Origin and Etymology of the word FUN
English dialect fun to hoax, perhaps alteration of Middle English fonnen, from fonne dupe, First Known Use: 1727
English dialect fun to hoax, perhaps alteration of Middle English fonnen, from fonne dupe, First Known Use: 1727
The holidays are over and our family had so much fun I may need a transfusion of sensible rubber garden shoes and straight-laced body shapers. There was fun food, fun games, fun conversations, fun traditions, fun gift giving, fun movie going, fun birthday-candle-blowing, and just for good measure fun wolf howling.
It was a jolly good time and a ton of fun. Thank God it’s over.
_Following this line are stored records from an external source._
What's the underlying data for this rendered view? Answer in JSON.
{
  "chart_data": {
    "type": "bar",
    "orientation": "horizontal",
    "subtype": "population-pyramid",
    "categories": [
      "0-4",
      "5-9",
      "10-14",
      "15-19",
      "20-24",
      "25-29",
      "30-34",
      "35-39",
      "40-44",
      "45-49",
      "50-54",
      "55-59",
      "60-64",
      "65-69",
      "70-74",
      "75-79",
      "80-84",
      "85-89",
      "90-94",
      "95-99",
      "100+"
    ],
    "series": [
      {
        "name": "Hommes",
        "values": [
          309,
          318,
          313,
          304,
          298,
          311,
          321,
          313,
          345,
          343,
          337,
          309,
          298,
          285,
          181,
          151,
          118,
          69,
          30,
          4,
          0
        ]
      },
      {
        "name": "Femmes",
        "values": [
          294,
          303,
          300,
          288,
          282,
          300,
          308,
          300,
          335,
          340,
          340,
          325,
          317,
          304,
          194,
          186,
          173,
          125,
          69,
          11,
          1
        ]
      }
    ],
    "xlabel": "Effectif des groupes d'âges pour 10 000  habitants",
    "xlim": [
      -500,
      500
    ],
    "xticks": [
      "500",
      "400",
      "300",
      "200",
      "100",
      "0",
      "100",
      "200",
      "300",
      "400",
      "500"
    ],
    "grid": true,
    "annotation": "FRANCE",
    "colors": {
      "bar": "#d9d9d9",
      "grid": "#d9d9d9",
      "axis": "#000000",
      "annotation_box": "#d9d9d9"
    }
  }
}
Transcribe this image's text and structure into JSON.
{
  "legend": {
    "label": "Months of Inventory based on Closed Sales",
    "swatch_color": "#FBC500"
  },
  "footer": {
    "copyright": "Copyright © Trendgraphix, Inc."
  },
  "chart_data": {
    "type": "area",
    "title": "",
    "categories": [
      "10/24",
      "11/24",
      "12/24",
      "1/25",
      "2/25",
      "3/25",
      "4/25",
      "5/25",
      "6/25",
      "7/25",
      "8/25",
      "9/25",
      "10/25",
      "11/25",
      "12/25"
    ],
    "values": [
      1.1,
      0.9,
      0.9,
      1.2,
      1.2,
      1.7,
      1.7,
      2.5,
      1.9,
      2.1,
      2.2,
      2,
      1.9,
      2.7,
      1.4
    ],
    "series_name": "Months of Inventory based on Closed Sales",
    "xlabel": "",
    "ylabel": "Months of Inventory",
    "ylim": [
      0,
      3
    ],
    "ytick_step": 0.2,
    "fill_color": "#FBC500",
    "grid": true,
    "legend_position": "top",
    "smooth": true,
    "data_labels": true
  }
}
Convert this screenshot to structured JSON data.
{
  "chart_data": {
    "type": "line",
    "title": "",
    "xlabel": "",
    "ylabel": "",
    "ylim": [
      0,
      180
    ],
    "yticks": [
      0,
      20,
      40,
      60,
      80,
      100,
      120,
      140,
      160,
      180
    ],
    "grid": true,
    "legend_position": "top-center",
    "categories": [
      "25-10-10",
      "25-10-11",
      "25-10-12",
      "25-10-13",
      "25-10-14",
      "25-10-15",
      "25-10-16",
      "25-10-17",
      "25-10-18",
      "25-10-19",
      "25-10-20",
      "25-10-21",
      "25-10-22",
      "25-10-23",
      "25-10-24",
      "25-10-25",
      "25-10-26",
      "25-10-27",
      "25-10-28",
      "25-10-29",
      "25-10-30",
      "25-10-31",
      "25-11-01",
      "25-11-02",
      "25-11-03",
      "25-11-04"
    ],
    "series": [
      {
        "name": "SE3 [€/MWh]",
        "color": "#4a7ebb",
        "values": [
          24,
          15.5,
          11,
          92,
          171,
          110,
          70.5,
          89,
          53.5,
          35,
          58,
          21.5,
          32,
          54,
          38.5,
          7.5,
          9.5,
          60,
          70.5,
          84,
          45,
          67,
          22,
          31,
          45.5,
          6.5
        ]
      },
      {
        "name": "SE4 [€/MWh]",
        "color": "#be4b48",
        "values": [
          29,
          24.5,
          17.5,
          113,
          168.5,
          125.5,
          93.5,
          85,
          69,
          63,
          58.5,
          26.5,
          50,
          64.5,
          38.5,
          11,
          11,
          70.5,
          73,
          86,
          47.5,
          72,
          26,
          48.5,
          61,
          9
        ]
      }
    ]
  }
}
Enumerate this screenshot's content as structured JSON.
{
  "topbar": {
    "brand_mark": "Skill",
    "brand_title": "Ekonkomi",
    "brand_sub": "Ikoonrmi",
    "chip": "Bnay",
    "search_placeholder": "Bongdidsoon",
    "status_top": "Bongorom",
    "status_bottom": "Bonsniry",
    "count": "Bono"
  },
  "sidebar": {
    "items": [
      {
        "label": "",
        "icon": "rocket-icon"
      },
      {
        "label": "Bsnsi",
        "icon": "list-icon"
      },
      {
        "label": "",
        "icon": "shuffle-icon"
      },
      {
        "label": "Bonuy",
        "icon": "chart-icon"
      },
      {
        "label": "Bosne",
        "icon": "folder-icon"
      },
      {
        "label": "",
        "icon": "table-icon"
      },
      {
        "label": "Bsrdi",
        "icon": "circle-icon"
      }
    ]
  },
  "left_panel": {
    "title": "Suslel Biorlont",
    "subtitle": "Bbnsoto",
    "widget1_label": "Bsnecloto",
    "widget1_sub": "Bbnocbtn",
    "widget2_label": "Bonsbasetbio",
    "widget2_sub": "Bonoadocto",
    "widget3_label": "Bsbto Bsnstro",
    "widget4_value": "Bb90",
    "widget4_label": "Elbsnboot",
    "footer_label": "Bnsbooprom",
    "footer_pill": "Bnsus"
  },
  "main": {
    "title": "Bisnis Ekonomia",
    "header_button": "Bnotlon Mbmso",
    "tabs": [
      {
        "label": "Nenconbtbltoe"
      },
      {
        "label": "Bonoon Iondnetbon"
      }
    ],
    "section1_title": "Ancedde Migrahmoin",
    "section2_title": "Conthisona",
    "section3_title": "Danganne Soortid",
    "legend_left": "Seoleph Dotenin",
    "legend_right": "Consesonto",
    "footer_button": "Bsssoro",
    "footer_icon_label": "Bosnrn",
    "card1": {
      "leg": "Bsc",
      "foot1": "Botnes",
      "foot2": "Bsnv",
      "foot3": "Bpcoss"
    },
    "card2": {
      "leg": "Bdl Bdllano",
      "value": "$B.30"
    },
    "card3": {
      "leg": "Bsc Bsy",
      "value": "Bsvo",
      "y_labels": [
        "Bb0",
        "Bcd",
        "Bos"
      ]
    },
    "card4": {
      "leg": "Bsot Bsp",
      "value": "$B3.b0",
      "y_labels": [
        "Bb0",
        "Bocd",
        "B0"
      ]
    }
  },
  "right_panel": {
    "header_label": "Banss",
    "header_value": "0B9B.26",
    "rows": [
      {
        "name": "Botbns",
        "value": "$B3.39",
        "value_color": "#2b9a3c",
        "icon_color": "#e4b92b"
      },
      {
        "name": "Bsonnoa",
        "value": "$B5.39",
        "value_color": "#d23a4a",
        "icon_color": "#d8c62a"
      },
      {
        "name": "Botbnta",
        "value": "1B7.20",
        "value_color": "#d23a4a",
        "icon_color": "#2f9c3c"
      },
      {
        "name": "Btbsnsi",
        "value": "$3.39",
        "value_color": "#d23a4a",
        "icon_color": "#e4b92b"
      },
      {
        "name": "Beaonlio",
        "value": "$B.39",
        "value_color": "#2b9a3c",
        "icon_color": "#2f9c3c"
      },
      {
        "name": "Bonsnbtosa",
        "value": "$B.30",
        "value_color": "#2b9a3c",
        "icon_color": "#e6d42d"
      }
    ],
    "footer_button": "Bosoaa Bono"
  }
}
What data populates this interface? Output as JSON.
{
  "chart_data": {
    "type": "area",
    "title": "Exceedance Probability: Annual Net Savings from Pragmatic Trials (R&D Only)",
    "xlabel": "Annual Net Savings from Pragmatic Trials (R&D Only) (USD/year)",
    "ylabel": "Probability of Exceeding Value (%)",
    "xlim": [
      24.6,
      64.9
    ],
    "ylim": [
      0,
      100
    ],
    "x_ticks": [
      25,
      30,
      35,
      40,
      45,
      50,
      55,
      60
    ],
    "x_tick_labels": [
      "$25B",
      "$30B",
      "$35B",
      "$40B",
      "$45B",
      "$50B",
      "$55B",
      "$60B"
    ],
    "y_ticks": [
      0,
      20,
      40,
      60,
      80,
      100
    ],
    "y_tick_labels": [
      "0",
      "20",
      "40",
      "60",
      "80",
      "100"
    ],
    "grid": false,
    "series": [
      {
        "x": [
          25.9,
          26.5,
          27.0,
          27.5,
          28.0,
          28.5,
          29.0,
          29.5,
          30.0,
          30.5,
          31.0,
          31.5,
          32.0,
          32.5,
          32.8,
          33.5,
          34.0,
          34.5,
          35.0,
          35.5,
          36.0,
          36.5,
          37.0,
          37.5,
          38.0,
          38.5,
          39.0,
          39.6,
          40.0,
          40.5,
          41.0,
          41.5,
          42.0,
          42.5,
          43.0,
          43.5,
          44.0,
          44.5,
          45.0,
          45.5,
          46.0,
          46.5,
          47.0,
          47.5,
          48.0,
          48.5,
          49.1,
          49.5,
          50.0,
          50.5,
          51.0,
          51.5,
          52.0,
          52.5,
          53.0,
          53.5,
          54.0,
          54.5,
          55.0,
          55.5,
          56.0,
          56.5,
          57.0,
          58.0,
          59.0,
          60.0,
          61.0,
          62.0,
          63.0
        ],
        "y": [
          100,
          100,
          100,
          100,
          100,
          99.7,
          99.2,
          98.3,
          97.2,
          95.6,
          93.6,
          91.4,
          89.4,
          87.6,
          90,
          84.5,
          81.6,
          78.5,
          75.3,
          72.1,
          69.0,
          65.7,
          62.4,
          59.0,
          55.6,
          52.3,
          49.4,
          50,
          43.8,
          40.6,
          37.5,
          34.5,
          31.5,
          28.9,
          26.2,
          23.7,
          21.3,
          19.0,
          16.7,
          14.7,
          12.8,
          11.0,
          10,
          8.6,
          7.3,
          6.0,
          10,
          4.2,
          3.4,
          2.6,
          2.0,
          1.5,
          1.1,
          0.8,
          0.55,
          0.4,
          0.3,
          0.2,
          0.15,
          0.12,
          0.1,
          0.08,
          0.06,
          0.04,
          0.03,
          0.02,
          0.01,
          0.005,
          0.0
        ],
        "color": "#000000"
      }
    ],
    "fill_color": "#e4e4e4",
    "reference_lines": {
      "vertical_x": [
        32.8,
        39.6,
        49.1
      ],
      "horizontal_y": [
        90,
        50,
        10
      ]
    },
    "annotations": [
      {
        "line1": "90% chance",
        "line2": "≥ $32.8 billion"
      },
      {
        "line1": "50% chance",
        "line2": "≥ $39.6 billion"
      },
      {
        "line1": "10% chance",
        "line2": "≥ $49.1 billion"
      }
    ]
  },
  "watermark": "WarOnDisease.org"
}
Fun is groovy, but I find it overrated at times. Fun starts out like a turn on that teacup ride at Disney. At first, it’s just a swirly good time, but by the end your neck is snapped back at a weird angle, and you’re praying for death. Swirly fun becomes a sucking whirlpool, dragging everyone down to the River Styx. And I know why.
Fun used to mean, in the old un-fun days, hoax. “Okay, all you silly peasants wrapping a dead tree trunk with maypole ribbons, ain’t we having some fun now?”
Sure, the peasants thought, beats digging through the muck all day. Their masters muttered, under their breath, “Fonne [meaning dupe].”
And that’s how fun became the heart and soul of our modern world. Must have fun. Work equals muck. Anything muck related equals not fun. Dancing in circles around a dead tree trunk is better than muck lugging. Let’s dance. Or spin in a giant teacup until there’s vomit.
Note: Fun is often circular in nature.
The flaw in this thinking is that all that muck lugging kept the peasants in gruel and giant turkey legs. We’ve forgotten that. We’ve forgotten that growing gruel and giant turkeys is work, and it’s kind of important work because if there is anything in this world that should be considered without fun, it’s starving.
It’s possible that fun has gotten a bit out of hand in our modern first world. Possible.
More than peace, more than mercy, more than health, the young people that I know of pray to have fun. “Please [Lord] bless us to have fun.” No matter where they’re going, who they’re helping, or what they’re trying to accomplish.
I wonder if our prayers aren’t better expressed, “Please, Lord, help us to learn, grow, develop, endure, empathize, understand, or move a lot of muck out of our lives.”
Now don’t get me wrong. The holidays were a ton of fun. And I wouldn’t trade a single minute of fun for anything in the world. But let’s face it; it’s time to get back the muck lugging that keeps us all in giant turkey legs.